Because of those reasons, Armstrong says he thinks marijuana branding laws should meet a happy medium between the way alcohol and tobacco are branded today.

“The provinces are kind of taking bits and pieces from how they treated alcohol in the past and how they treated tobacco in the past,” he said. “Currently the government is kind of defaulting, I guess slightly out of caution — maybe wise, maybe over-zealous — towards the tobacco model, in which advertising is very restricted.”

“On the other hand you’ve got alcoholic products, which have got restrictions on advertising, but the companies in general have quite a bit of freedom to brand their product. You’ve got all kinds of fancy labels, bottle shapes, colours and so forth.”

“The Canadian beer industry used to have just one standard sized bottle, plain brown. They could have a label on, but everything was the same size and at some point the laws were liberalized.”

He says the marijuana producers would like to see something closer to the current alcohol model.

Armstrong said he agrees, for the most part.

“I mean if you’re going to legalize, I think it’s an advantage to let the producers do some branding … Although personally it’s not something I use — I think ideally the less people that use it the better — but since people are going to use it, we should let companies establish their reputations because it’s a way to communicate with the consumer, increase trust and increase quality.”

He says furthermore, a lot of Canadian producers have plans to distribute Canadian marijuana to other countries, and if laws end up being tighter in Canada, we could end up in an odd position where Canadian companies are more interested in the export market.

“You might find that products Canadian companies sell in Canada might not as interesting as the ones they export to other countries because they have more flexibility,” Armstrong said.

He said he thinks there needs to be a happy medium between the current cigarette and alcohol laws.

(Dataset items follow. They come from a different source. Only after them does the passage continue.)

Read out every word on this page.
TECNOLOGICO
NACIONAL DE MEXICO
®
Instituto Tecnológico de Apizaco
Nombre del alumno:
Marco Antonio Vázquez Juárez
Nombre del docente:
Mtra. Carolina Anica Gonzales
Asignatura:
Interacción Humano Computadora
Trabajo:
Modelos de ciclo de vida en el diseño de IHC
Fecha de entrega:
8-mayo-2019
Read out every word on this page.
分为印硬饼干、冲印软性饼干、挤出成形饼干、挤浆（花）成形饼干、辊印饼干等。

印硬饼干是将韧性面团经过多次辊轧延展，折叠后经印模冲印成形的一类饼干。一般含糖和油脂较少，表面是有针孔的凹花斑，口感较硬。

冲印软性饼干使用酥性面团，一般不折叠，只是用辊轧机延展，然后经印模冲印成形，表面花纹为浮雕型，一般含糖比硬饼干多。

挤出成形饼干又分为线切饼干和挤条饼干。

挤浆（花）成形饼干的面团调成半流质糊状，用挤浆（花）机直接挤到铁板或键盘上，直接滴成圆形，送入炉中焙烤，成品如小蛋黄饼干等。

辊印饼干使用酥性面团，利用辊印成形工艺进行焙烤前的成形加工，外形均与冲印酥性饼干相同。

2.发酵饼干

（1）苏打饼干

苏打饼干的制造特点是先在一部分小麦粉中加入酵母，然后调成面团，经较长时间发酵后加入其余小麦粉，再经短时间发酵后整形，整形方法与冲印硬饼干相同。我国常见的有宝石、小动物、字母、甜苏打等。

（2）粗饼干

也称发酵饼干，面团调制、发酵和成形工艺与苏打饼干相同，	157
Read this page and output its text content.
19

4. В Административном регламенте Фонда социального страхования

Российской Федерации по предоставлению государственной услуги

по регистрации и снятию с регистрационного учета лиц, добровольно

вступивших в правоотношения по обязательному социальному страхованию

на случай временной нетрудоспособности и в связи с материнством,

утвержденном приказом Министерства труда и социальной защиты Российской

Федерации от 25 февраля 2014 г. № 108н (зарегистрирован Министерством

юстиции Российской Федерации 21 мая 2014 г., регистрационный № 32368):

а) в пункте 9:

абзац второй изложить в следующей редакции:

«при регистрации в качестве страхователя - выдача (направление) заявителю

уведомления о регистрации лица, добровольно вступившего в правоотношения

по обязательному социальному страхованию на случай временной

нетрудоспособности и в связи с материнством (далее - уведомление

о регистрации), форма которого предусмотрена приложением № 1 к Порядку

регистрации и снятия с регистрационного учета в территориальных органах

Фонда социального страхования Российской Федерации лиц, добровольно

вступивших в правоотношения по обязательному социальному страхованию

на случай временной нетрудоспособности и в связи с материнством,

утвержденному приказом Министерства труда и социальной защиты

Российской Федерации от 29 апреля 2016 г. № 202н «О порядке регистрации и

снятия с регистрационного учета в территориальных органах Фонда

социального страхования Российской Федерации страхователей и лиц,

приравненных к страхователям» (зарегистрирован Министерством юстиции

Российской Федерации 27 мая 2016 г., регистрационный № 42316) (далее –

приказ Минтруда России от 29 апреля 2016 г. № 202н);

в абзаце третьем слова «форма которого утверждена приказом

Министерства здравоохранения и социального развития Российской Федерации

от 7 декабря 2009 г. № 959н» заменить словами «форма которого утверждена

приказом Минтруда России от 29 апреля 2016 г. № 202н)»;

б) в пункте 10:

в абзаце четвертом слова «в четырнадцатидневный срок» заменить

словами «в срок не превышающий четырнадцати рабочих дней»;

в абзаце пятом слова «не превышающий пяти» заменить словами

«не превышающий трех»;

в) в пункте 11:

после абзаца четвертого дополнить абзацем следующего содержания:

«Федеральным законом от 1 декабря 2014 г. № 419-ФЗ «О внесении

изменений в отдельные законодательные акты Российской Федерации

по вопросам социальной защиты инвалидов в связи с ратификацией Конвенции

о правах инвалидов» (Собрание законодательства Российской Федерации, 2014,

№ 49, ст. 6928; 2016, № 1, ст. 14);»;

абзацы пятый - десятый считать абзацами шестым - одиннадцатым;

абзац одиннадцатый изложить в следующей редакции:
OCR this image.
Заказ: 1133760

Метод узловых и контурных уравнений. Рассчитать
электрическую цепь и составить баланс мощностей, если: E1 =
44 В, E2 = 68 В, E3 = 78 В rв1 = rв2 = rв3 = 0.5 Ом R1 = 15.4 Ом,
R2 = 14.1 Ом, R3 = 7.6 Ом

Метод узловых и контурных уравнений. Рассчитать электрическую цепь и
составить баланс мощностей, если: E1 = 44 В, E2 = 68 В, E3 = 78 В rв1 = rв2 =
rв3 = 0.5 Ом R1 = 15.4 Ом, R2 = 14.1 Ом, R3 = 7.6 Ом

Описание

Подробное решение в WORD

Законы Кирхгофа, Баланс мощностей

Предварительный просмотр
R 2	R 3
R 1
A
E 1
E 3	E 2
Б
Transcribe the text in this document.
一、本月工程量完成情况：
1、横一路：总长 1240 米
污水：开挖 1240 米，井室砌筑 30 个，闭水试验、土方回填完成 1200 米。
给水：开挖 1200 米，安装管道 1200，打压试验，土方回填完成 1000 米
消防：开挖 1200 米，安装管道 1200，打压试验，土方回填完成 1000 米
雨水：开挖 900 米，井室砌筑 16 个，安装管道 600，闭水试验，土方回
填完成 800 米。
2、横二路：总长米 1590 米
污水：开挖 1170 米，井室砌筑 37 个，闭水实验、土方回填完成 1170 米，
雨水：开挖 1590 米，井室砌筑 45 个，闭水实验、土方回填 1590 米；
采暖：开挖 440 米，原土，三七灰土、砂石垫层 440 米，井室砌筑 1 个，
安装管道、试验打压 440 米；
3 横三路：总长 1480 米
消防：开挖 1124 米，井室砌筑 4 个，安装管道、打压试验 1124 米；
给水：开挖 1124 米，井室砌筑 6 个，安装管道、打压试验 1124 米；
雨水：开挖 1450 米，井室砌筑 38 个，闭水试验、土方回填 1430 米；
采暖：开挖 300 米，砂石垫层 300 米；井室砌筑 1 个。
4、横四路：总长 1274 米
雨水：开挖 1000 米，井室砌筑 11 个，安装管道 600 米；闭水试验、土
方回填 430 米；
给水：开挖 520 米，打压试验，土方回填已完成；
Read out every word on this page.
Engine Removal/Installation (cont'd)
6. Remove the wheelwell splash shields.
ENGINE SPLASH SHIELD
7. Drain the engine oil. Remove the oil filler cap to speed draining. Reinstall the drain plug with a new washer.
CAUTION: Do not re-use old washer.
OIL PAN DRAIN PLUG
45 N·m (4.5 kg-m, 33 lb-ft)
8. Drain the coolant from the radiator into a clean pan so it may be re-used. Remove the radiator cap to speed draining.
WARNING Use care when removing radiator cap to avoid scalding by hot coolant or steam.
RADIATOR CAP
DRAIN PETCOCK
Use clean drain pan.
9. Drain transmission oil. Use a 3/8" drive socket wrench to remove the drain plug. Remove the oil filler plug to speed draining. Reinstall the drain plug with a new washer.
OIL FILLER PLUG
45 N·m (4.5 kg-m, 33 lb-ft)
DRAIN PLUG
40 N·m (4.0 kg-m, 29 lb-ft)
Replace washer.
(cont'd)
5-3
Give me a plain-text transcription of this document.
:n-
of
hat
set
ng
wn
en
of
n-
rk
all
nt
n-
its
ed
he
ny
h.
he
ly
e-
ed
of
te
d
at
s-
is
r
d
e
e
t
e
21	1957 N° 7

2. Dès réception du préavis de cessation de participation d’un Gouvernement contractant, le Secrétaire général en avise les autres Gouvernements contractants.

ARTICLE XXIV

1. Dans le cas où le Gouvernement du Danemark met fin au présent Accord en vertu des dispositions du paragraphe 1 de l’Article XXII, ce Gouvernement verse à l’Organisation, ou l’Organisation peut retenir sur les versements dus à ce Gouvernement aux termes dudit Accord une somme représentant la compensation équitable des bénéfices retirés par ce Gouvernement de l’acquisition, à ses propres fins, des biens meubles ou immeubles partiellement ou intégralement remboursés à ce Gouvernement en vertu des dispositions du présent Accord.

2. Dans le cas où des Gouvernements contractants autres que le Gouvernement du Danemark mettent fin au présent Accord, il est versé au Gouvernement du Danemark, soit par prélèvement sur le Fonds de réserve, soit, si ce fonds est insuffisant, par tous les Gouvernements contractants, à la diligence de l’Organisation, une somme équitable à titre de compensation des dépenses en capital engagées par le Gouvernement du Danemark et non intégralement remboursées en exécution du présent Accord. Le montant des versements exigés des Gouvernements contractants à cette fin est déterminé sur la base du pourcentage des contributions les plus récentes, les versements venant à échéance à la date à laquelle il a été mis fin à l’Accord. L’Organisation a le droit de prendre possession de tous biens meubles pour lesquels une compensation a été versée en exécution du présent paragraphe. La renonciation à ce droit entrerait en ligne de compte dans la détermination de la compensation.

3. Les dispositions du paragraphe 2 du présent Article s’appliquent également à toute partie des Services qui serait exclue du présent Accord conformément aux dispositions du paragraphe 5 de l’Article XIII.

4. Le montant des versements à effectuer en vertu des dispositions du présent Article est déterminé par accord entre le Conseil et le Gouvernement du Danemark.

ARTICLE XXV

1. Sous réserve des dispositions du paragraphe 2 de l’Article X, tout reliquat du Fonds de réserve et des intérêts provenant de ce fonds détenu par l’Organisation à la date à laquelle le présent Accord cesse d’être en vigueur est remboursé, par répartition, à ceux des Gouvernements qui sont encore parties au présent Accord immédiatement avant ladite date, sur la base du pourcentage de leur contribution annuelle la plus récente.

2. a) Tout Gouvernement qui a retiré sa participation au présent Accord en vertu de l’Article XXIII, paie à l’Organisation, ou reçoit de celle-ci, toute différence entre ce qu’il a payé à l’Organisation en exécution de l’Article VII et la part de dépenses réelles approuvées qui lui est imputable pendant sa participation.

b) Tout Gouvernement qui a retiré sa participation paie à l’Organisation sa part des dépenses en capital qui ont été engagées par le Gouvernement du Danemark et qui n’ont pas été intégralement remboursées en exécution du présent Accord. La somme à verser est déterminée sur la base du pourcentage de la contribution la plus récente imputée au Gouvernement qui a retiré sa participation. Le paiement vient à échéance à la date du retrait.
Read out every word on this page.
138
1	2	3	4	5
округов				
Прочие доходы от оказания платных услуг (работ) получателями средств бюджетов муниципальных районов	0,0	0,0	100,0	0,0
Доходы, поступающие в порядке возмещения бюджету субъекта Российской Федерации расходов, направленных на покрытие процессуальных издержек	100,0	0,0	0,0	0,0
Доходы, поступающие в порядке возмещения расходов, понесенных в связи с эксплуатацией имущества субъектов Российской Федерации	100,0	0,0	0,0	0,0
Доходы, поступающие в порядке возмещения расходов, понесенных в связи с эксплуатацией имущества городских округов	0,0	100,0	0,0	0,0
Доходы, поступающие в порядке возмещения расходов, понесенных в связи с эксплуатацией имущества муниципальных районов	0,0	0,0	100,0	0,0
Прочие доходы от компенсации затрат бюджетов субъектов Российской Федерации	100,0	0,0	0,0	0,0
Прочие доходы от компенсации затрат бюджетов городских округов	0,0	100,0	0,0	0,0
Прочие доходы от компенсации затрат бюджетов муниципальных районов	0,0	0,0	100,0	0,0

“I don’t think we want any kind of advertising, promotion or branding that encourages consumption, but for people who are going to consume it, letting the producers use branding as a way to communicate so that people can find the right product for their needs is a wise step.”

As Armstrong puts it, “in this budding industry, it’s time to not only weed out the bad, but also cultivate the good.”

On Wednesday, a coalition of licensed Canadian cannabis producers released “Recommendations for Responsible Cannabis Branding and Marketing Guidelines,” where they urged the government to set looser guidelines than planned for advertising marijuana.